NUS elects independent

April 7, 2000

The National Union of Students elected its first independent leader for 30 years this week at a conference that pledged to reform the student movement.

Owain James, 23, NUS national secretary for the past year, beat his nearest rival, Alison Angus, who was standing for the leftwing United For Education Free and Equal, by 91 votes at the union's annual conference in Blackpool.

He said his priorities were "bringing the movement together and making the NUS powerful again". While he is a member of the Labour Party, prompting accusations from the left that he is a Labour stooge, he will be the first student president in 18 years not to be a member of the National Organisation of Labour Students.

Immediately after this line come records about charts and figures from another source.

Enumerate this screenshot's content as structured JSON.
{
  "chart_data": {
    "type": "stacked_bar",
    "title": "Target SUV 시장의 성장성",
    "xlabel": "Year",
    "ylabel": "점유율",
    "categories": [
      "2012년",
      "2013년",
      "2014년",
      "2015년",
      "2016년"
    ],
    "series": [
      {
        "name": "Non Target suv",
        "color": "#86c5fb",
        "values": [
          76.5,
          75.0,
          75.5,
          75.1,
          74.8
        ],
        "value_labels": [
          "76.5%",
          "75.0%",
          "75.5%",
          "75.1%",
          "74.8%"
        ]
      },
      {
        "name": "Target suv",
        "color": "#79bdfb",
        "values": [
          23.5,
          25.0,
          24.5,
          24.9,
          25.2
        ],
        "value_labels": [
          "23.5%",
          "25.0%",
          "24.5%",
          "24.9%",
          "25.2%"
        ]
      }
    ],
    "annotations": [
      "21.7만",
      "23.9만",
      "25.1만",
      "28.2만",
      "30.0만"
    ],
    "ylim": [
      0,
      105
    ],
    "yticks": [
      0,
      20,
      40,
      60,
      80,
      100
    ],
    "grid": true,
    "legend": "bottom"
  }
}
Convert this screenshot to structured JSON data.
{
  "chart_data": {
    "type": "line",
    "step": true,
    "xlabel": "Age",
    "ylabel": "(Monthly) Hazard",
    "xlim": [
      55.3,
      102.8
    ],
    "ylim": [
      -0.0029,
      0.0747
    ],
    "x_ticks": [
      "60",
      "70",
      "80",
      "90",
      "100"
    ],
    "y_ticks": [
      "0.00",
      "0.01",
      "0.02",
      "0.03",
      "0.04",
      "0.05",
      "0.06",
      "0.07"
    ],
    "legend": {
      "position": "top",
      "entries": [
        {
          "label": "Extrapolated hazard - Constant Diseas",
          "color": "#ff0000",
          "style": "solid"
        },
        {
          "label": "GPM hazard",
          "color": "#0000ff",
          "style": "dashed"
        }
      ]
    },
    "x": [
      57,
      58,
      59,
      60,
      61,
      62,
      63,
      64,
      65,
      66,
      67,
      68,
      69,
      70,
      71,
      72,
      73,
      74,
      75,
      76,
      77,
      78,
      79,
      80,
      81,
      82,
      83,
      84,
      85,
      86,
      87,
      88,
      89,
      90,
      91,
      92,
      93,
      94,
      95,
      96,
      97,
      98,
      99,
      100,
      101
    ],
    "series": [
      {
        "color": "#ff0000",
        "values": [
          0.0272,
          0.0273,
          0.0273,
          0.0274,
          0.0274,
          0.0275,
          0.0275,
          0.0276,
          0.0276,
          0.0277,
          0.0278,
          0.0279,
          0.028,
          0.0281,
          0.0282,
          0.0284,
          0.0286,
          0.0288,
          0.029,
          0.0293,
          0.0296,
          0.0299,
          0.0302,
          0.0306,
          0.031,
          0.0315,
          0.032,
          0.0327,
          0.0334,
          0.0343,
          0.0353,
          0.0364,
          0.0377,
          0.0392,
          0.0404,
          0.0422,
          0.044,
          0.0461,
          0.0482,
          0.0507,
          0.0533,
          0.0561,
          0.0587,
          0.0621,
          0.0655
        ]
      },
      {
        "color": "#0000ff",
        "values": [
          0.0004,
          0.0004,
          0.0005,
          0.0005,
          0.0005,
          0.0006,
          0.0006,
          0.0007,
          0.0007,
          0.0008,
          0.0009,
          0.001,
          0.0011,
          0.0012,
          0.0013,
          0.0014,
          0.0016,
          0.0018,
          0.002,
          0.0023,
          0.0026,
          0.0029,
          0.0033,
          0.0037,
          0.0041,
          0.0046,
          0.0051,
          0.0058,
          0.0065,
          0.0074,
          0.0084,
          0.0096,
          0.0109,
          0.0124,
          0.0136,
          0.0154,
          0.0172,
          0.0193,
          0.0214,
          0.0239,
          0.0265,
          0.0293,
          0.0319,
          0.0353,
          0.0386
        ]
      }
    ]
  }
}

He is the first independent president since John Randall, now chief executive of the Quality Assurance Agency, who held the post from 1973-75.

"As an independent I will have a lot more freedom to tackle the underlying problems in the NUS," Mr James said.

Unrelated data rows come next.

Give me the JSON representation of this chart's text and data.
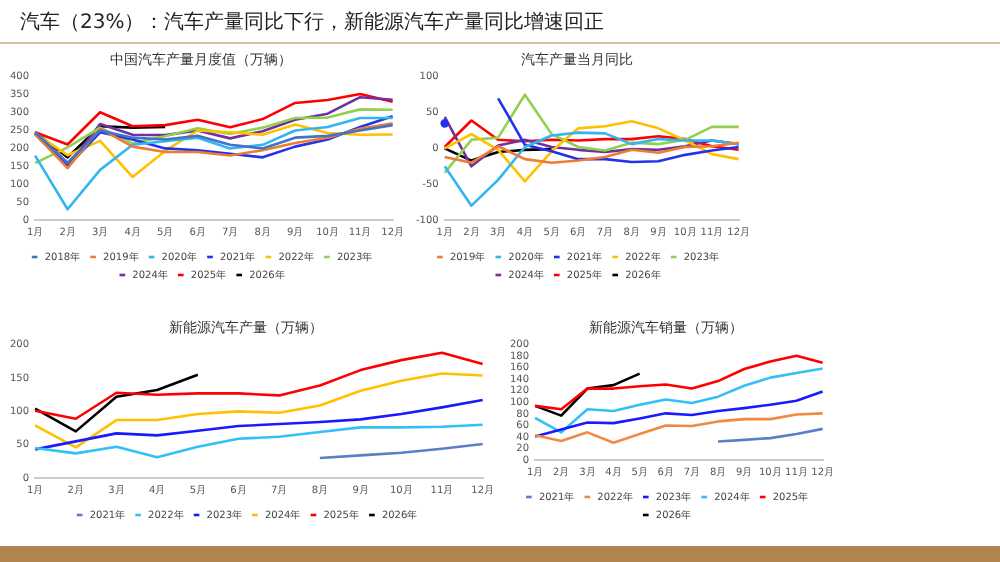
{
  "chart_data": [
    {
      "type": "other",
      "title": "汽车（23%）：汽车产量同比下行，新能源汽车产量同比增速回正"
    },
    {
      "type": "line",
      "title": "中国汽车产量月度值（万辆）",
      "categories": [
        "1月",
        "2月",
        "3月",
        "4月",
        "5月",
        "6月",
        "7月",
        "8月",
        "9月",
        "10月",
        "11月",
        "12月"
      ],
      "ylim": [
        0,
        400
      ],
      "yticks": [
        0,
        50,
        100,
        150,
        200,
        250,
        300,
        350,
        400
      ],
      "legend": "bottom",
      "marker": "none",
      "series": [
        {
          "name": "2018年",
          "color": "#4472c4",
          "values": [
            245,
            160,
            250,
            230,
            225,
            235,
            210,
            200,
            230,
            235,
            250,
            265
          ]
        },
        {
          "name": "2019年",
          "color": "#ed7d31",
          "values": [
            240,
            145,
            255,
            205,
            190,
            190,
            180,
            195,
            215,
            230,
            255,
            270
          ]
        },
        {
          "name": "2020年",
          "color": "#33b5f0",
          "values": [
            180,
            30,
            140,
            210,
            220,
            230,
            200,
            210,
            250,
            260,
            285,
            285
          ]
        },
        {
          "name": "2021年",
          "color": "#2233ee",
          "values": [
            240,
            150,
            245,
            225,
            200,
            195,
            185,
            175,
            205,
            225,
            260,
            290
          ]
        },
        {
          "name": "2022年",
          "color": "#ffc000",
          "values": [
            242,
            181,
            221,
            120,
            193,
            250,
            245,
            238,
            267,
            243,
            238,
            239
          ]
        },
        {
          "name": "2023年",
          "color": "#92d050",
          "values": [
            159,
            203,
            258,
            214,
            234,
            256,
            240,
            258,
            285,
            286,
            309,
            308
          ]
        },
        {
          "name": "2024年",
          "color": "#7030a0",
          "values": [
            241,
            151,
            268,
            238,
            237,
            250,
            228,
            248,
            280,
            297,
            343,
            336
          ]
        },
        {
          "name": "2025年",
          "color": "#ff0000",
          "values": [
            245,
            211,
            301,
            262,
            265,
            280,
            259,
            282,
            327,
            335,
            352,
            330
          ]
        },
        {
          "name": "2026年",
          "color": "#000000",
          "values": [
            245,
            175,
            262,
            258,
            260,
            null,
            null,
            null,
            null,
            null,
            null,
            null
          ]
        }
      ]
    },
    {
      "type": "line",
      "title": "汽车产量当月同比",
      "categories": [
        "1月",
        "2月",
        "3月",
        "4月",
        "5月",
        "6月",
        "7月",
        "8月",
        "9月",
        "10月",
        "11月",
        "12月"
      ],
      "ylim": [
        -100,
        100
      ],
      "yticks": [
        -100,
        -50,
        0,
        50,
        100
      ],
      "legend": "bottom",
      "marker": "none",
      "series": [
        {
          "name": "2019年",
          "color": "#ed7d31",
          "values": [
            -12,
            -20,
            3,
            -15,
            -20,
            -17,
            -12,
            -2,
            -6,
            2,
            3,
            8
          ]
        },
        {
          "name": "2020年",
          "color": "#33b5f0",
          "values": [
            -25,
            -80,
            -44,
            2,
            18,
            22,
            21,
            6,
            13,
            11,
            11,
            6
          ]
        },
        {
          "name": "2021年",
          "color": "#2233ee",
          "values": [
            35,
            null,
            70,
            5,
            -4,
            -15,
            -15,
            -19,
            -18,
            -9,
            -3,
            2
          ]
        },
        {
          "name": "2022年",
          "color": "#ffc000",
          "values": [
            0,
            20,
            -2,
            -46,
            -4,
            28,
            31,
            38,
            28,
            11,
            -8,
            -15
          ]
        },
        {
          "name": "2023年",
          "color": "#92d050",
          "values": [
            -34,
            12,
            15,
            75,
            20,
            2,
            -3,
            8,
            6,
            12,
            30,
            30
          ]
        },
        {
          "name": "2024年",
          "color": "#7030a0",
          "values": [
            44,
            -25,
            4,
            12,
            2,
            -2,
            -5,
            -1,
            -2,
            3,
            11,
            6
          ]
        },
        {
          "name": "2025年",
          "color": "#ff0000",
          "values": [
            2,
            39,
            12,
            10,
            12,
            11,
            13,
            13,
            17,
            13,
            3,
            -2
          ]
        },
        {
          "name": "2026年",
          "color": "#000000",
          "values": [
            0,
            -17,
            -5,
            -2,
            -1,
            null,
            null,
            null,
            null,
            null,
            null,
            null
          ]
        }
      ]
    },
    {
      "type": "line",
      "title": "新能源汽车产量（万辆）",
      "categories": [
        "1月",
        "2月",
        "3月",
        "4月",
        "5月",
        "6月",
        "7月",
        "8月",
        "9月",
        "10月",
        "11月",
        "12月"
      ],
      "ylim": [
        0,
        200
      ],
      "yticks": [
        0,
        50,
        100,
        150,
        200
      ],
      "legend": "bottom",
      "marker": "none",
      "series": [
        {
          "name": "2021年",
          "color": "#5b7fc7",
          "values": [
            null,
            null,
            null,
            null,
            null,
            null,
            null,
            30,
            34,
            38,
            44,
            51
          ]
        },
        {
          "name": "2022年",
          "color": "#33c0f5",
          "values": [
            45,
            37,
            47,
            31,
            47,
            59,
            62,
            69,
            76,
            76,
            77,
            80
          ]
        },
        {
          "name": "2023年",
          "color": "#1a1aff",
          "values": [
            43,
            55,
            67,
            64,
            71,
            78,
            81,
            84,
            88,
            96,
            106,
            117
          ]
        },
        {
          "name": "2024年",
          "color": "#ffc000",
          "values": [
            79,
            46,
            87,
            87,
            96,
            100,
            98,
            109,
            131,
            146,
            157,
            154
          ]
        },
        {
          "name": "2025年",
          "color": "#ff0000",
          "values": [
            101,
            89,
            128,
            125,
            127,
            127,
            124,
            139,
            162,
            177,
            188,
            171
          ]
        },
        {
          "name": "2026年",
          "color": "#000000",
          "values": [
            104,
            70,
            122,
            132,
            155,
            null,
            null,
            null,
            null,
            null,
            null,
            null
          ]
        }
      ]
    },
    {
      "type": "line",
      "title": "新能源汽车销量（万辆）",
      "categories": [
        "1月",
        "2月",
        "3月",
        "4月",
        "5月",
        "6月",
        "7月",
        "8月",
        "9月",
        "10月",
        "11月",
        "12月"
      ],
      "ylim": [
        0,
        200
      ],
      "yticks": [
        0,
        20,
        40,
        60,
        80,
        100,
        120,
        140,
        160,
        180,
        200
      ],
      "legend": "bottom",
      "marker": "none",
      "series": [
        {
          "name": "2021年",
          "color": "#5b7fc7",
          "values": [
            null,
            null,
            null,
            null,
            null,
            null,
            null,
            32,
            35,
            38,
            45,
            54
          ]
        },
        {
          "name": "2022年",
          "color": "#f08a40",
          "values": [
            43,
            33,
            48,
            30,
            45,
            60,
            59,
            67,
            71,
            71,
            79,
            81
          ]
        },
        {
          "name": "2023年",
          "color": "#1a1aff",
          "values": [
            41,
            53,
            65,
            64,
            72,
            81,
            78,
            85,
            90,
            96,
            103,
            119
          ]
        },
        {
          "name": "2024年",
          "color": "#33c0f5",
          "values": [
            73,
            48,
            88,
            85,
            96,
            105,
            99,
            110,
            129,
            143,
            151,
            159
          ]
        },
        {
          "name": "2025年",
          "color": "#ff0000",
          "values": [
            94,
            88,
            124,
            124,
            128,
            131,
            124,
            137,
            158,
            171,
            181,
            169
          ]
        },
        {
          "name": "2026年",
          "color": "#000000",
          "values": [
            94,
            77,
            124,
            130,
            150,
            null,
            null,
            null,
            null,
            null,
            null,
            null
          ]
        }
      ]
    }
  ]
}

He said that the internet would put the NUS in direct contact with individual students, allowing it to act more swiftly. In particular, he said, he wanted to sharpen the union's campaigning on funding. He is staunchly opposed to top-up and tuition fees and he also wants "maintenance support".

Mr James is the son of an aid worker and was brought up in Bangladesh and the Sudan before settling in South Wales. He was prompted to join the Labour movement by seeing the "devastation caused by the Thatcher years".

Mr James is "a brain, not a mouth", according to an NUS spokesman. His low-key approach caught the mood of the conference, which had prioritised students at work, the future of student unions and internationalism as topics for debate, as well as funding.